Plongé dans le coma depuis deux ans, l'ancien premier ministre, Ariel Sharon, «fête» aujourd'hui son 80e anniversaire dans son lit d'hôpital avec à son chevet sa famille réunie. Mais aucune célébration officielle n'est prévue, bien que l'ancien général au parcours controversé continue de susciter la nostalgie en Israël.

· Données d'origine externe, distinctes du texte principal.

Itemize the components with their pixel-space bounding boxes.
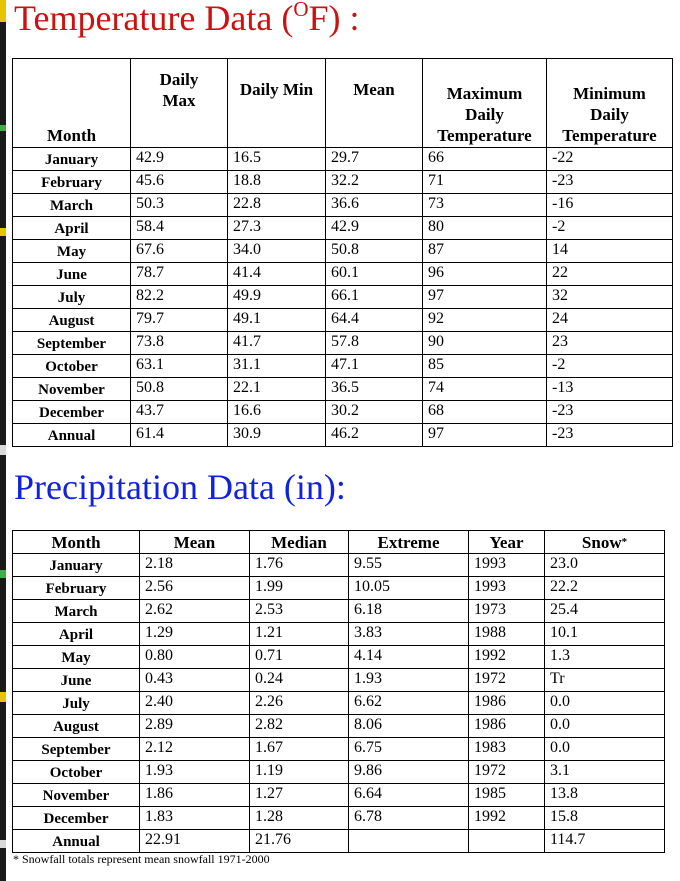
header-daily-max: Daily Max	[131, 59, 228, 148]
precipitation-cell-year: 1972	[469, 669, 545, 692]
temperature-cell-min: 27.3	[228, 217, 326, 240]
precipitation-cell-extreme: 8.06	[349, 715, 469, 738]
temperature-cell-mean: 47.1	[326, 355, 423, 378]
temperature-cell-mean: 36.6	[326, 194, 423, 217]
temperature-cell-lo: -16	[547, 194, 673, 217]
temperature-cell-mean: 42.9	[326, 217, 423, 240]
header-median: Median	[250, 531, 349, 554]
precipitation-cell-snow: 10.1	[545, 623, 665, 646]
temperature-row	[13, 171, 673, 194]
precipitation-row	[13, 715, 665, 738]
temperature-cell-mean: 30.2	[326, 401, 423, 424]
precipitation-cell-year: 1973	[469, 600, 545, 623]
temperature-cell-mean: 64.4	[326, 309, 423, 332]
precipitation-cell-median: 1.76	[250, 554, 349, 577]
precipitation-cell-snow: 15.8	[545, 807, 665, 830]
temperature-cell-min: 16.6	[228, 401, 326, 424]
temperature-cell-min: 16.5	[228, 148, 326, 171]
temperature-cell-hi: 97	[423, 286, 547, 309]
temperature-cell-hi: 73	[423, 194, 547, 217]
temperature-cell-mean: 50.8	[326, 240, 423, 263]
precipitation-cell-extreme: 3.83	[349, 623, 469, 646]
precipitation-cell-month: March	[13, 600, 140, 623]
precipitation-cell-median: 1.28	[250, 807, 349, 830]
temperature-cell-mean: 32.2	[326, 171, 423, 194]
precipitation-cell-month: September	[13, 738, 140, 761]
temperature-cell-hi: 96	[423, 263, 547, 286]
header-extreme: Extreme	[349, 531, 469, 554]
precipitation-row	[13, 784, 665, 807]
temperature-cell-lo: 23	[547, 332, 673, 355]
precipitation-cell-year: 1972	[469, 761, 545, 784]
temperature-cell-hi: 71	[423, 171, 547, 194]
temperature-cell-lo: 24	[547, 309, 673, 332]
temperature-heading	[14, 0, 360, 36]
precipitation-cell-snow: 13.8	[545, 784, 665, 807]
temperature-cell-min: 22.8	[228, 194, 326, 217]
precipitation-cell-month: November	[13, 784, 140, 807]
temperature-cell-max: 43.7	[131, 401, 228, 424]
header-mean: Mean	[326, 59, 423, 148]
precipitation-cell-extreme: 6.75	[349, 738, 469, 761]
precipitation-row	[13, 577, 665, 600]
precipitation-cell-mean: 2.18	[140, 554, 250, 577]
precipitation-row	[13, 554, 665, 577]
precipitation-cell-extreme: 6.64	[349, 784, 469, 807]
degree-symbol: O	[293, 0, 309, 21]
temperature-cell-hi: 68	[423, 401, 547, 424]
precipitation-cell-median: 1.27	[250, 784, 349, 807]
precipitation-cell-mean: 0.43	[140, 669, 250, 692]
precipitation-cell-extreme: 6.78	[349, 807, 469, 830]
precipitation-cell-snow: 114.7	[545, 830, 665, 853]
temperature-cell-min: 49.9	[228, 286, 326, 309]
precipitation-cell-median: 2.82	[250, 715, 349, 738]
precipitation-cell-snow: 23.0	[545, 554, 665, 577]
header-year: Year	[469, 531, 545, 554]
temperature-cell-lo: -22	[547, 148, 673, 171]
temperature-table	[12, 58, 673, 447]
temperature-cell-lo: -2	[547, 217, 673, 240]
temperature-cell-hi: 90	[423, 332, 547, 355]
precipitation-cell-median: 21.76	[250, 830, 349, 853]
temperature-row	[13, 309, 673, 332]
temperature-row	[13, 355, 673, 378]
precipitation-cell-extreme	[349, 830, 469, 853]
temperature-cell-max: 50.8	[131, 378, 228, 401]
temperature-cell-max: 79.7	[131, 309, 228, 332]
temperature-row	[13, 332, 673, 355]
precipitation-cell-year: 1983	[469, 738, 545, 761]
precipitation-row	[13, 623, 665, 646]
precipitation-cell-snow: Tr	[545, 669, 665, 692]
precipitation-cell-extreme: 9.55	[349, 554, 469, 577]
temperature-row	[13, 148, 673, 171]
precipitation-row	[13, 738, 665, 761]
temperature-cell-hi: 80	[423, 217, 547, 240]
precipitation-row	[13, 646, 665, 669]
temperature-cell-lo: 32	[547, 286, 673, 309]
temperature-cell-hi: 97	[423, 424, 547, 447]
header-min-daily-temperature: Minimum Daily Temperature	[547, 59, 673, 148]
temperature-header-row	[13, 59, 673, 148]
temperature-cell-hi: 87	[423, 240, 547, 263]
precipitation-cell-snow: 3.1	[545, 761, 665, 784]
precipitation-cell-month: June	[13, 669, 140, 692]
precipitation-cell-mean: 1.93	[140, 761, 250, 784]
precipitation-cell-year: 1986	[469, 692, 545, 715]
temperature-row	[13, 263, 673, 286]
temperature-cell-mean: 29.7	[326, 148, 423, 171]
precipitation-cell-year: 1992	[469, 807, 545, 830]
temperature-cell-month: November	[13, 378, 131, 401]
temperature-cell-max: 63.1	[131, 355, 228, 378]
header-month: Month	[13, 59, 131, 148]
temperature-cell-max: 73.8	[131, 332, 228, 355]
precipitation-cell-extreme: 6.62	[349, 692, 469, 715]
temperature-cell-month: March	[13, 194, 131, 217]
temperature-cell-max: 58.4	[131, 217, 228, 240]
temperature-table-body	[13, 148, 673, 447]
temperature-cell-lo: 22	[547, 263, 673, 286]
temperature-cell-max: 61.4	[131, 424, 228, 447]
precipitation-cell-month: April	[13, 623, 140, 646]
precipitation-cell-extreme: 9.86	[349, 761, 469, 784]
temperature-cell-max: 50.3	[131, 194, 228, 217]
precipitation-header-row	[13, 531, 665, 554]
temperature-row	[13, 424, 673, 447]
temperature-cell-lo: -13	[547, 378, 673, 401]
temperature-cell-min: 41.4	[228, 263, 326, 286]
precipitation-cell-mean: 1.29	[140, 623, 250, 646]
precipitation-cell-year: 1993	[469, 554, 545, 577]
temperature-cell-hi: 92	[423, 309, 547, 332]
temperature-cell-month: October	[13, 355, 131, 378]
temperature-cell-month: June	[13, 263, 131, 286]
temperature-cell-lo: -23	[547, 424, 673, 447]
temperature-cell-max: 67.6	[131, 240, 228, 263]
temperature-row	[13, 194, 673, 217]
precipitation-cell-snow: 0.0	[545, 692, 665, 715]
precipitation-row	[13, 761, 665, 784]
precipitation-cell-mean: 1.86	[140, 784, 250, 807]
temperature-row	[13, 378, 673, 401]
precipitation-cell-month: December	[13, 807, 140, 830]
precipitation-heading: Precipitation Data (in):	[14, 467, 346, 507]
temperature-cell-min: 41.7	[228, 332, 326, 355]
precipitation-cell-month: February	[13, 577, 140, 600]
temperature-cell-month: December	[13, 401, 131, 424]
precipitation-table	[12, 530, 665, 853]
precipitation-cell-extreme: 1.93	[349, 669, 469, 692]
temperature-cell-month: May	[13, 240, 131, 263]
precipitation-cell-extreme: 4.14	[349, 646, 469, 669]
precipitation-cell-month: July	[13, 692, 140, 715]
temperature-cell-lo: -23	[547, 171, 673, 194]
precipitation-cell-mean: 0.80	[140, 646, 250, 669]
left-window-edge	[0, 0, 6, 881]
precipitation-cell-snow: 25.4	[545, 600, 665, 623]
precipitation-cell-median: 0.24	[250, 669, 349, 692]
header-snow: Snow*	[545, 531, 665, 554]
precipitation-cell-median: 1.19	[250, 761, 349, 784]
temperature-cell-max: 45.6	[131, 171, 228, 194]
temperature-cell-hi: 66	[423, 148, 547, 171]
precipitation-cell-mean: 1.83	[140, 807, 250, 830]
precipitation-cell-mean: 2.62	[140, 600, 250, 623]
temperature-cell-mean: 36.5	[326, 378, 423, 401]
temperature-cell-lo: 14	[547, 240, 673, 263]
temperature-row	[13, 240, 673, 263]
precipitation-cell-year: 1992	[469, 646, 545, 669]
precipitation-cell-month: October	[13, 761, 140, 784]
precipitation-cell-month: August	[13, 715, 140, 738]
temperature-cell-month: September	[13, 332, 131, 355]
temperature-heading-text: Temperature Data (	[14, 0, 294, 38]
temperature-cell-month: August	[13, 309, 131, 332]
precipitation-cell-mean: 2.56	[140, 577, 250, 600]
precipitation-row	[13, 830, 665, 853]
temperature-cell-lo: -23	[547, 401, 673, 424]
temperature-cell-max: 42.9	[131, 148, 228, 171]
temperature-row	[13, 401, 673, 424]
temperature-cell-mean: 66.1	[326, 286, 423, 309]
temperature-cell-min: 31.1	[228, 355, 326, 378]
precipitation-cell-median: 2.53	[250, 600, 349, 623]
precipitation-row	[13, 692, 665, 715]
temperature-cell-hi: 74	[423, 378, 547, 401]
precipitation-cell-year: 1988	[469, 623, 545, 646]
header-month: Month	[13, 531, 140, 554]
temperature-cell-min: 30.9	[228, 424, 326, 447]
precipitation-table-body	[13, 554, 665, 853]
snowfall-footnote: * Snowfall totals represent mean snowfall 1971-2000	[13, 852, 270, 866]
precipitation-cell-month: May	[13, 646, 140, 669]
precipitation-cell-month: January	[13, 554, 140, 577]
precipitation-cell-year	[469, 830, 545, 853]
precipitation-cell-extreme: 6.18	[349, 600, 469, 623]
precipitation-cell-median: 0.71	[250, 646, 349, 669]
precipitation-cell-median: 1.67	[250, 738, 349, 761]
temperature-cell-month: April	[13, 217, 131, 240]
temperature-cell-min: 34.0	[228, 240, 326, 263]
temperature-cell-mean: 60.1	[326, 263, 423, 286]
precipitation-cell-extreme: 10.05	[349, 577, 469, 600]
temperature-cell-min: 18.8	[228, 171, 326, 194]
temperature-cell-mean: 46.2	[326, 424, 423, 447]
temperature-cell-month: July	[13, 286, 131, 309]
temperature-cell-max: 82.2	[131, 286, 228, 309]
precipitation-cell-mean: 2.40	[140, 692, 250, 715]
header-mean: Mean	[140, 531, 250, 554]
header-daily-min: Daily Min	[228, 59, 326, 148]
temperature-cell-min: 49.1	[228, 309, 326, 332]
precipitation-row	[13, 807, 665, 830]
temperature-cell-min: 22.1	[228, 378, 326, 401]
temperature-cell-max: 78.7	[131, 263, 228, 286]
precipitation-cell-snow: 22.2	[545, 577, 665, 600]
temperature-heading-unit: F) :	[308, 0, 360, 38]
precipitation-cell-year: 1986	[469, 715, 545, 738]
snow-footnote-marker: *	[621, 536, 628, 548]
temperature-cell-mean: 57.8	[326, 332, 423, 355]
temperature-cell-month: Annual	[13, 424, 131, 447]
precipitation-cell-year: 1985	[469, 784, 545, 807]
precipitation-row	[13, 669, 665, 692]
precipitation-cell-median: 1.21	[250, 623, 349, 646]
precipitation-cell-month: Annual	[13, 830, 140, 853]
precipitation-cell-median: 1.99	[250, 577, 349, 600]
temperature-cell-hi: 85	[423, 355, 547, 378]
precipitation-cell-year: 1993	[469, 577, 545, 600]
precipitation-cell-median: 2.26	[250, 692, 349, 715]
precipitation-row	[13, 600, 665, 623]
precipitation-cell-snow: 0.0	[545, 715, 665, 738]
temperature-row	[13, 286, 673, 309]
temperature-cell-month: February	[13, 171, 131, 194]
temperature-row	[13, 217, 673, 240]
precipitation-cell-snow: 0.0	[545, 738, 665, 761]
precipitation-cell-mean: 2.12	[140, 738, 250, 761]
precipitation-cell-mean: 2.89	[140, 715, 250, 738]
precipitation-cell-mean: 22.91	[140, 830, 250, 853]
precipitation-cell-snow: 1.3	[545, 646, 665, 669]
temperature-cell-lo: -2	[547, 355, 673, 378]
temperature-cell-month: January	[13, 148, 131, 171]
header-max-daily-temperature: Maximum Daily Temperature	[423, 59, 547, 148]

Balayé de la scène politique par une hémorragie cérébrale en janvier 2006, Sharon est alimenté par une sonde et son activité cérébrale est très limitée. Celui qui était surnommé le «bulldozer» respire sans assistance, son cœur fonctionne normalement et il réagit périodiquement aux voix de ses proches. «Il n'est pas dans un coma profond et réagit à certains stimuli», précise le centre médical Sheba de l'hôpital Tel-Hashomer. Cependant, aucun médecin ne se risquerait à pronostiquer un réveil. «Je n'ai pas la moindre idée de ses chances de sortir un jour du coma. Personne ne pourra vous donner un avis pertinent. C'est impossible à prédire», affirme le professeur Israël Steiner, chef du service de neurologie de l'hôpital Hadassah, qui avait examiné Ariel Sharon en janvier 2006. Il n'est pas question de le «débrancher», les rabbins israéliens étant fermement opposés à l'euthanasie.

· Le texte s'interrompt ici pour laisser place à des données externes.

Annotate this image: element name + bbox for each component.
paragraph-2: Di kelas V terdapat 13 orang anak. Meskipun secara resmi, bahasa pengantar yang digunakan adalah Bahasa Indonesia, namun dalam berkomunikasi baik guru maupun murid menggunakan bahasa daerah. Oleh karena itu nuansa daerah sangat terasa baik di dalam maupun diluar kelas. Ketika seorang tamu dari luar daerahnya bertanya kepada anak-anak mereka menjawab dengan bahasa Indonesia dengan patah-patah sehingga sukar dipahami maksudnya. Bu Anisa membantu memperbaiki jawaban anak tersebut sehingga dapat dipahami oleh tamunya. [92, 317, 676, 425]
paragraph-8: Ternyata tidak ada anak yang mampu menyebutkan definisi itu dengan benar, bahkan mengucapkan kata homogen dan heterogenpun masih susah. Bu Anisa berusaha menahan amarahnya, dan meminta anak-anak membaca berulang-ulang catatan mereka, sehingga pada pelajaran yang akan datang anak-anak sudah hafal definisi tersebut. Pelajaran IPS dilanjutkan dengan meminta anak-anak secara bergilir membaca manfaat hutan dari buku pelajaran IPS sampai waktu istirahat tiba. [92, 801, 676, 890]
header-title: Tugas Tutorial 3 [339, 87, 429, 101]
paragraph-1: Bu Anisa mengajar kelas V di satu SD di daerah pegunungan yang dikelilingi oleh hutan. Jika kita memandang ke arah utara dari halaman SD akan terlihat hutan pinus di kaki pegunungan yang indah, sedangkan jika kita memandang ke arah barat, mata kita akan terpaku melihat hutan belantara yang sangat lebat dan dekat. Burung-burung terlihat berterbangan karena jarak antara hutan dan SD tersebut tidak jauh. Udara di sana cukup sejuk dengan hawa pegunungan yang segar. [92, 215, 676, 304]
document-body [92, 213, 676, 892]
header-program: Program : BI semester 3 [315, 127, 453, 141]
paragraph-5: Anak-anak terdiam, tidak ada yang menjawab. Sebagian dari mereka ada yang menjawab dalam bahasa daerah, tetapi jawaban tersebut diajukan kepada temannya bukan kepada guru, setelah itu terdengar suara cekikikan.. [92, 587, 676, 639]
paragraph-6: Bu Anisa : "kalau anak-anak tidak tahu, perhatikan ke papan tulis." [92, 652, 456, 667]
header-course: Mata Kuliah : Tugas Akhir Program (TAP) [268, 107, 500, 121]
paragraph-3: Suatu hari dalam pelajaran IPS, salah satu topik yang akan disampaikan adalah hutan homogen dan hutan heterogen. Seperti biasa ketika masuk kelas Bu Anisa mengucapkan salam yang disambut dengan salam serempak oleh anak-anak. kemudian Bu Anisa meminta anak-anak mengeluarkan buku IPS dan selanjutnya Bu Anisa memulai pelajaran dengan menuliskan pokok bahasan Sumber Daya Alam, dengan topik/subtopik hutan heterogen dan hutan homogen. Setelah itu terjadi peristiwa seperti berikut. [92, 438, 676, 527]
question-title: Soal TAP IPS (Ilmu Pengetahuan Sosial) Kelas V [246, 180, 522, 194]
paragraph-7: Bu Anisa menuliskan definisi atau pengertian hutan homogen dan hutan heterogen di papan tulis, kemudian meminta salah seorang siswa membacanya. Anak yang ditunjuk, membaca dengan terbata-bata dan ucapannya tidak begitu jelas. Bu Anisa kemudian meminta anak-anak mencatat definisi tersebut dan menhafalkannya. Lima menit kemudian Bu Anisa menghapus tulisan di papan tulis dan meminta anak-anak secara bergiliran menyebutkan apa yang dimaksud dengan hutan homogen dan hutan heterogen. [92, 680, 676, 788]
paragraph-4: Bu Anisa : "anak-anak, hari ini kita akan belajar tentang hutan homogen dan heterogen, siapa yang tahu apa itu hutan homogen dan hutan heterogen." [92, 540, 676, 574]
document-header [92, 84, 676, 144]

Ses deux fils et sa proche famille se relaient jour et nuit à ses côtés, pour le stimuler. Et continuent d'espérer un miracle. «Mon père suit du regard les personnes qui entrent dans sa chambre. Il regarde la télévision, avec une préférence pour la chaîne National Geographic», a confié son fils aîné Omri. Il apprécierait particulièrement les documentaires animaliers. Ses proches continuent aussi de lui faire écouter des morceaux de Mozart, son compositeur favori.


«Le dernier des Mohicans»

Le climat est d'autant plus morose qu'Omri Sharon doit commencer à purger dès demain une peine de sept mois de prison ferme pour une affaire de violation de la loi sur le financement des campagnes électorales. Il a déposé une demande de grâce ou de commutation de sa peine, pour «raisons humanitaires», auprès du président israélien, Shimon Pérès.

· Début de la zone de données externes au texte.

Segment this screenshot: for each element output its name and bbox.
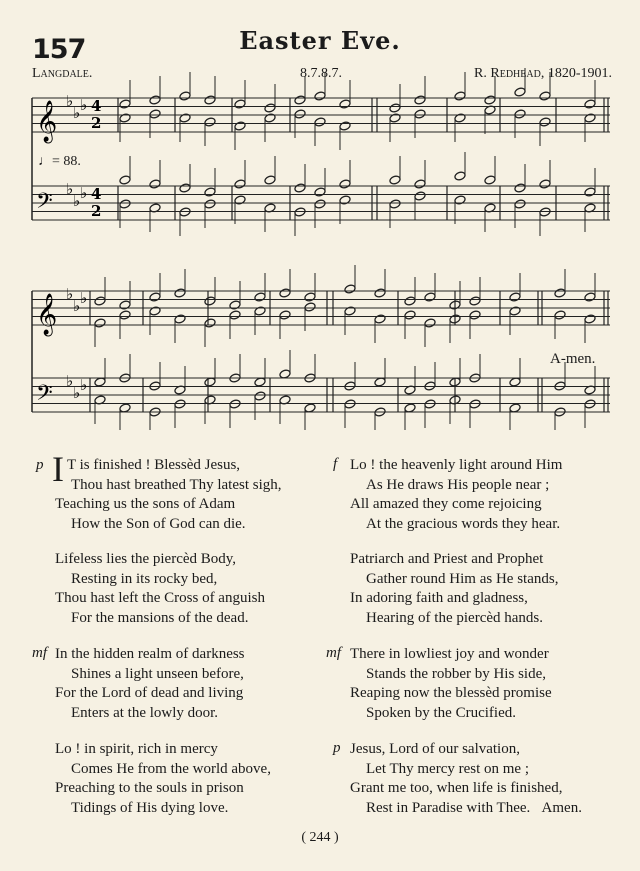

Considéré comme le père des colons, Sharon avait opéré un revirement spectaculaire en faisant évacuer les implantations juives de la bande de Gaza en juin 2005. Les conditions de ce retrait unilatéral avaient affaibli le camp des modérés, en renforçant le Hamas. Cependant, il continue de susciter la nostalgie parmi les Israéliens, principalement en raison des échecs de son successeur, l'actuel premier ministre Ehoud Olmert, dans la conduite de la guerre du Liban en 2006. «Arik était le dernier des Mohicans, confie son ancien conseiller, Dov Weissglas. Il avait apporté une contribution héroïque à toutes les guerres de la nation. Il était le seul qui pouvait dire : vous vouliez Eretz Israël (le Grand Israël de la Bible, NDLR). Moi aussi je l'ai voulu. Mais c'était un rêve.»